We sit with warm mugs of apple cider and piles of books and fresh pencils this gloriously beautiful, windy late summer morning. As I read from a book to our oldest four and try to explain in appropriate kid verbage what took place 13 years ago on this day, my voice wavers. Last year I remember not saying a thing about it because I had a three day old baby in arms and my heart was plum overflowing and it didn’t seem possible to even go there. So today, I tell them where I was and what happened and why, even though nobody can really say why, there isn’t ever an answer to that question in these impossibly devastating things of life. I talk of terror and war and try to put words to the wonder of the freedom they live within. That they would be able to sit at a table with their teacher/mama and learn together as a family, not having any true need unmet, being able to worship freely and speak their beliefs…its impossible to reconcile it with the terror children on the other side of the world are living in the midst of. To live as a child in such fear and injustice, it makes my whole self hurt.
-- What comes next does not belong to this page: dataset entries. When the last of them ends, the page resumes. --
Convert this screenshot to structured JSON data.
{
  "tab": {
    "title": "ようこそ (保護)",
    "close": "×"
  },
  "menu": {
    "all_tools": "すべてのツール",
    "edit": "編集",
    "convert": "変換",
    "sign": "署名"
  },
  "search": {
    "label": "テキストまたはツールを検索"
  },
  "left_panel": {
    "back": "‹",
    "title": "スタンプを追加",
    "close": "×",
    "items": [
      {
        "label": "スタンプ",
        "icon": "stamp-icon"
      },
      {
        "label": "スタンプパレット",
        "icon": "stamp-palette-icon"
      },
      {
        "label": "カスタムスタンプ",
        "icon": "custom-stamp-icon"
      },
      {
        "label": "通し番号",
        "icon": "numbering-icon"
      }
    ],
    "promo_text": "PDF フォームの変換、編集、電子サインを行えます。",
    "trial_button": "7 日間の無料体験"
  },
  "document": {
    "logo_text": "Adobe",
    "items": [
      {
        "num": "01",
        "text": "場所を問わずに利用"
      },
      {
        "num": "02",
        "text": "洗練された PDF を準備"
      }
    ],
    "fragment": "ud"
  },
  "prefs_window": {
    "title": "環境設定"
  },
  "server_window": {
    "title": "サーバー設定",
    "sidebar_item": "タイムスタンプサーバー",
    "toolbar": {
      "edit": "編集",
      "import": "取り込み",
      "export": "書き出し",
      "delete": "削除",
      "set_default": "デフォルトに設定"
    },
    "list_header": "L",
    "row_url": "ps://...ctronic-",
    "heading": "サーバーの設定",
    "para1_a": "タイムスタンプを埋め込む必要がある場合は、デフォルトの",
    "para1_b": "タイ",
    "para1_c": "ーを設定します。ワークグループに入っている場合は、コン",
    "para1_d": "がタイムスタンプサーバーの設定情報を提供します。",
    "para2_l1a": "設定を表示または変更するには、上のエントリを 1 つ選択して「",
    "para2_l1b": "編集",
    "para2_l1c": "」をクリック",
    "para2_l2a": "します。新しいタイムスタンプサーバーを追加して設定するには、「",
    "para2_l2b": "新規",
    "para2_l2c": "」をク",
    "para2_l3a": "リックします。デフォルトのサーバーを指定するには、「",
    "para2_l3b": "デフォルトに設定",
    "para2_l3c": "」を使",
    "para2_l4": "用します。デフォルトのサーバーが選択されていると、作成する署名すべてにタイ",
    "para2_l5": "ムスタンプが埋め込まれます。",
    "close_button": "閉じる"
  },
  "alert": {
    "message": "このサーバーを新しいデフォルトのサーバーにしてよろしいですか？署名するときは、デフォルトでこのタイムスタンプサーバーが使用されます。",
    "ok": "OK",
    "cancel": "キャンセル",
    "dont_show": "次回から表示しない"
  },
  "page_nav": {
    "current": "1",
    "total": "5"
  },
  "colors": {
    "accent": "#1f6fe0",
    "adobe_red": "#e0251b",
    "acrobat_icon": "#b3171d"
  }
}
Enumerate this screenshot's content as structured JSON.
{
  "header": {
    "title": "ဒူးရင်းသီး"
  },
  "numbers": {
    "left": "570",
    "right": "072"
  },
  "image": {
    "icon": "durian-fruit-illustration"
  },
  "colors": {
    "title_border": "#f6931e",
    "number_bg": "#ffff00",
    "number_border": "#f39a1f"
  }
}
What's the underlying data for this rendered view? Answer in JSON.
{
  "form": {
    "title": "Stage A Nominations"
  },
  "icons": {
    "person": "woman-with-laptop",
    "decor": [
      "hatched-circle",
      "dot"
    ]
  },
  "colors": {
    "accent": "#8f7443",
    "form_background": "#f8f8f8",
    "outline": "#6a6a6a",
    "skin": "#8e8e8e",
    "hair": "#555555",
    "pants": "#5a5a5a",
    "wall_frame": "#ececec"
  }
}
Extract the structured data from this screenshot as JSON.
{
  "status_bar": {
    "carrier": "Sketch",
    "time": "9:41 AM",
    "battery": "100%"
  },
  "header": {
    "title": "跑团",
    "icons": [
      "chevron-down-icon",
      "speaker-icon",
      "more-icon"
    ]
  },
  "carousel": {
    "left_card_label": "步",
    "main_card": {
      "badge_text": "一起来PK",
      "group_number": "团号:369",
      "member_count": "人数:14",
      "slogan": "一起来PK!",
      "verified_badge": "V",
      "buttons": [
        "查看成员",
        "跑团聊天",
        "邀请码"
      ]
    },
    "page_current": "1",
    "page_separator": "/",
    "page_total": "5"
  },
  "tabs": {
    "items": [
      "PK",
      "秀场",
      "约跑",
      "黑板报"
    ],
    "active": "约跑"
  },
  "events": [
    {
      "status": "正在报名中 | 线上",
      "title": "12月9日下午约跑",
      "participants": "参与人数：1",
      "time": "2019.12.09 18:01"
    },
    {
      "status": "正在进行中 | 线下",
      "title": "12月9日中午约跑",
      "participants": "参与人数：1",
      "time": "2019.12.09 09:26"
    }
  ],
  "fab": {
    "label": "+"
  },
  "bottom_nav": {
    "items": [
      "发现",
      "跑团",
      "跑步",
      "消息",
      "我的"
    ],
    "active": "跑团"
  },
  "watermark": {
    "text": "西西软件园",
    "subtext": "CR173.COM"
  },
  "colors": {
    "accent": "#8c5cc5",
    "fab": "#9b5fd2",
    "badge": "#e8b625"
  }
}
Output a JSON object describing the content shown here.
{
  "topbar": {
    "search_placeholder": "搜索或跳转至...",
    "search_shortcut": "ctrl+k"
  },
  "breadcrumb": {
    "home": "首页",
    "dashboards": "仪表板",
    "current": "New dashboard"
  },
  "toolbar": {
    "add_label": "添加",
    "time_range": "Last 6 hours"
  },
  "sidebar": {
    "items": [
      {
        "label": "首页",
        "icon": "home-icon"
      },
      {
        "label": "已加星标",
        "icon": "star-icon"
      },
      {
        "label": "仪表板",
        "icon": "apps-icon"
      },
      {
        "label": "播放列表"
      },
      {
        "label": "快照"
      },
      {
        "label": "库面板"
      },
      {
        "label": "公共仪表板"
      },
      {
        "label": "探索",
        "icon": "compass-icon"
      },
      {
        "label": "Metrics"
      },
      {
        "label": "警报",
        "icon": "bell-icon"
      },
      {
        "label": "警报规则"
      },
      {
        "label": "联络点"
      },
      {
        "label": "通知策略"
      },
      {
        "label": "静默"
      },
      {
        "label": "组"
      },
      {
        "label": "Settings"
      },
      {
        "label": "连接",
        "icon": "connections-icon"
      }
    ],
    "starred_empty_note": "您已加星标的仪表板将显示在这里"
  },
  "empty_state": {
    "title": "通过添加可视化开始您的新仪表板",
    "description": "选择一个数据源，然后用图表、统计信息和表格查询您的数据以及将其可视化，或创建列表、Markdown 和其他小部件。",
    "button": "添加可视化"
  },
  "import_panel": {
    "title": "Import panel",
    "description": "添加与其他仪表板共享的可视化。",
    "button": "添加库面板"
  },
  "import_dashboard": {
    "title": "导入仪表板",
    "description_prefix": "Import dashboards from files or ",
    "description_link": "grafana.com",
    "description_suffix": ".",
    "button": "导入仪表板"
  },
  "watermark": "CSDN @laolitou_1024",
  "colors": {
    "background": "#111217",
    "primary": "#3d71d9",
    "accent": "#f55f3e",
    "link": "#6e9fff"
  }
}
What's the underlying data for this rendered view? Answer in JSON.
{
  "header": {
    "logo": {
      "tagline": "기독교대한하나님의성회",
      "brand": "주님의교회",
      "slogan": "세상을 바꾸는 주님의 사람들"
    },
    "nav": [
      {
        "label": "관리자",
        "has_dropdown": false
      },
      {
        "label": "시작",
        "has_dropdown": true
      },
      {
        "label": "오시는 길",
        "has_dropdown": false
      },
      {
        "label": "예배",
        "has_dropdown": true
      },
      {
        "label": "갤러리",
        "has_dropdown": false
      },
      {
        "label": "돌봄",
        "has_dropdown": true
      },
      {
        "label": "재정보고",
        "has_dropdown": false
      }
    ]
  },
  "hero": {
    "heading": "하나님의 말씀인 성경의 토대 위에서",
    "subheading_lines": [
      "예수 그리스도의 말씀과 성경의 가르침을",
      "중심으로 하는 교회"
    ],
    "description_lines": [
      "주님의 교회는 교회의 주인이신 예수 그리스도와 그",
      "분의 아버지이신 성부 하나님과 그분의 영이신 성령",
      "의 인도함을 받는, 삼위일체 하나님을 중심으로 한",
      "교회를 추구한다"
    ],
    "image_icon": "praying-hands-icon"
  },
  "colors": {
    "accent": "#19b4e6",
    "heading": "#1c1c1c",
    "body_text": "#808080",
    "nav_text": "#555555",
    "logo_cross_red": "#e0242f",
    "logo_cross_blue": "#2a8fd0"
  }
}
I whisper because tears are running down my face and they lean in and they don’t make a sound – they can tell this is some piece of sacred by the absolute brokenness of my heart. I want the world to be good and safe and beautiful for you, like it is here much of the time. But its not. There are people so full of evil and hate that only want to destroy and hurt and steal. They take the lives of others simply because they are different, because they believe different or were born in a different land. I hesitate and don’t know if the word genocide is one they all should know yet but I decide they must. They must know. Because if they don’t then how can they pray and care and keep learning that they have constant opportunities to stand with and stand for those who can’t stand or speak for themselves. The empathic one moves around the table and sets her head in my lap. She feels the pain of others in a profound way. Tears well in her eyes and she holds my hand. The children there, they aren’t complaining about the snack options or about the math they still have to do or asking for dessert. They simply want safety, refuge, security and peace. They want their mom to be there tomorrow, and the next day, and all the days after. I choke on my own words and can’t even talk. So we pray. Because there really is nothing else to say. Nothing we can do but pray and believe that the God who holds this whole world and my whole heart can do things beyond human comprehension or ability.
Caleb (age 10) prays first – “I pray for the people who are killing Christians in Iraq, that they would have a change of heart, that they would come to know God. And for the people who have gone to heaven after they have been killed, that they would have such a good time there.” The quiet one in my lap can’t muster a word but I know God hears her precious little heart. I pray and thank God for freedom. Even for a baby whose name means freedom. For the constant reminder she is of the immeasurable gift we’ve been given. For the freedom we live within when we know the one true God, freedom that knows no bounds and cannot, will not be contained or quenched.